Parenting Dilemma: Connecting with Your Children
Those who have already assumed this role know that parenting is, without a doubt, the most difficult job in the world. You can read, learn, and seek the advice of professionals, but even then, there is no way for you to be 100% prepared for this endeavor before jumping right in. Learning the ropes of parenting is a long process and even after having one, two or three children, your learning journey will not be over. You will find yourself facing new dilemmas and new obstacles, each time different than the previous ones.
One of the biggest dilemmas parents have is related to connecting with their children. Especially today, when most of us have a lot on our plates, the lack of time can make it difficult to really bond with our little ones and this might make you feel anxious. After all, they grow up so fast. So, if you are having the same dilemma, here are a few ways in which you can better connect with your children and nurture a meaningful relationship.
The question of time
As already mentioned, time issues will cause one of the biggest dilemmas to parents. You might be busy, but multitasking and not devoting your full attention to your child when they need you will sooner or later put a distance between the two of you. Children will feel if you are not entirely there, and they will also feel if you are putting them first. The latter will make them feel important so they will be more likely to open up to you.
So, make sure that when it’s time to listen to your child’s day and their woes and worries, you turn off your tech devices and forget about your notifications for a short while – it will go a long way. Even if you are really busy throughout the day, find ten minutes here and there and let your child know that you’re all theirs. Make these short one-on-one times meaningful.
Listening to them
We just mentioned giving your child your full, undivided attention. But that’s not the end of the story. When your child is telling you something, make sure you truly listen to them and try to understand them. Empathy is what’s going to connect the two of you and better your relationship. Children can make a fuss for seemingly unreasonable things, but that’s just because of how they are. You have to approach their strong emotions with understanding. Instead of just telling them to stop crying or scolding them for throwing a tantrum, ask them why they feel that way.

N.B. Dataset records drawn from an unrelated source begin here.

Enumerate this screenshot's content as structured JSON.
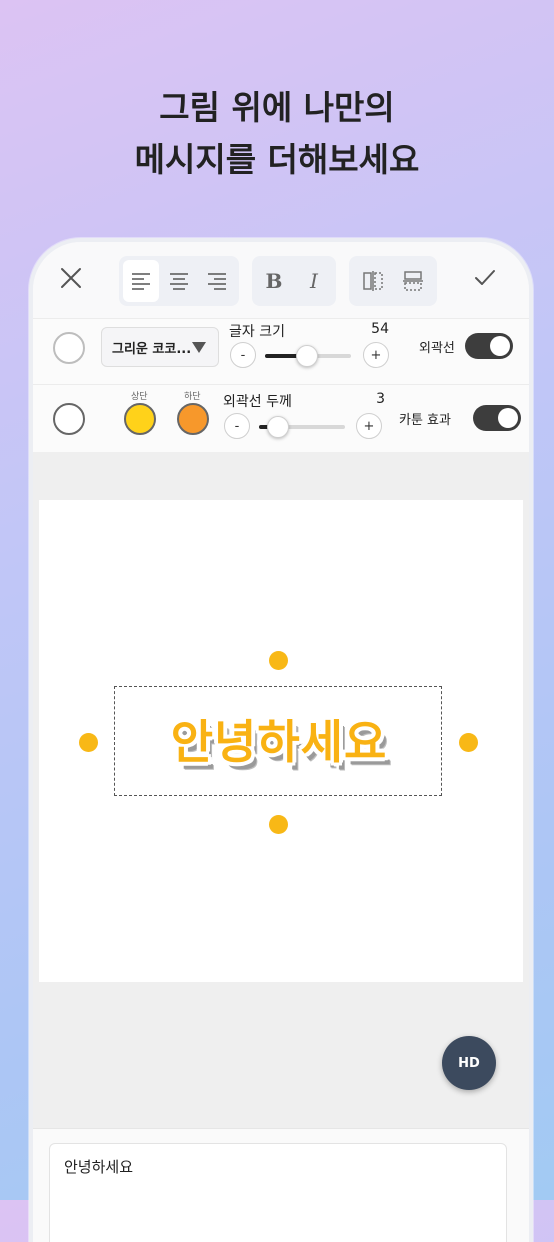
{
  "headline": {
    "line1": "그림 위에 나만의",
    "line2": "메시지를 더해보세요"
  },
  "toolbar": {
    "close_icon": "close-icon",
    "confirm_icon": "check-icon",
    "align_buttons": [
      "align-left-icon",
      "align-center-icon",
      "align-right-icon"
    ],
    "align_selected": "align-left",
    "bold_label": "B",
    "italic_label": "I",
    "flip_buttons": [
      "flip-horizontal-icon",
      "flip-vertical-icon"
    ]
  },
  "font_row": {
    "font_name": "그리운 코코...",
    "font_size_label": "글자 크기",
    "font_size_value": "54",
    "font_size_fraction": 0.5,
    "minus": "-",
    "plus": "+",
    "outline_label": "외곽선",
    "outline_on": true
  },
  "color_row": {
    "top_label": "상단",
    "bottom_label": "하단",
    "top_color": "#ffd21a",
    "bottom_color": "#f7982b",
    "stroke_label": "외곽선 두께",
    "stroke_value": "3",
    "stroke_fraction": 0.2,
    "minus": "-",
    "plus": "+",
    "cartoon_label": "카툰 효과",
    "cartoon_on": true
  },
  "canvas": {
    "sticker_text": "안녕하세요",
    "handle_color": "#f8b816"
  },
  "hd_button": "HD",
  "text_input": {
    "value": "안녕하세요"
  }
}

Communication is key and building your relationship on it will nurture trust and openness in your child as they grow older. Being empathetic with your child consistently will make them less likely to hide things from you in fear of being punished later on, as well.
Bonding by playing
Playtime is an extremely important thing for children. It’s not only for fun – playing is their way of learning about the world and developing their skills. Therefore, taking your part in this is an amazing way to bond with your child. Having fun together and roughhousing, as well as the little inside jokes you come up with while playing, will bring you closer together and allow your child to relieve anxiety, which will make him less likely to act out.
For babies and toddlers, colorful toys that can teach them about shapes are invaluable for their development. For bigger kids, toys that allow for their creativity to bloom are the best. You can even find a hobby that will be a fun and creative way to spend time together, such as building your own town using model railway supplies or doing different kinds of arts and crafts. Just make sure the toys you pick out are age-appropriate for your child.
Connecting with your child really boils down to one thing: being there for your little one. Devoting time to their needs, listening to them, spending time together playing, having an outing, or even simply doing chores and other mundane things together in a fun way will help you bond with your child and build a strong relationship. Nurture their emotional needs, be empathetic, and make sure they know that you are on their side while allowing them to be their own person and you won’t have to worry.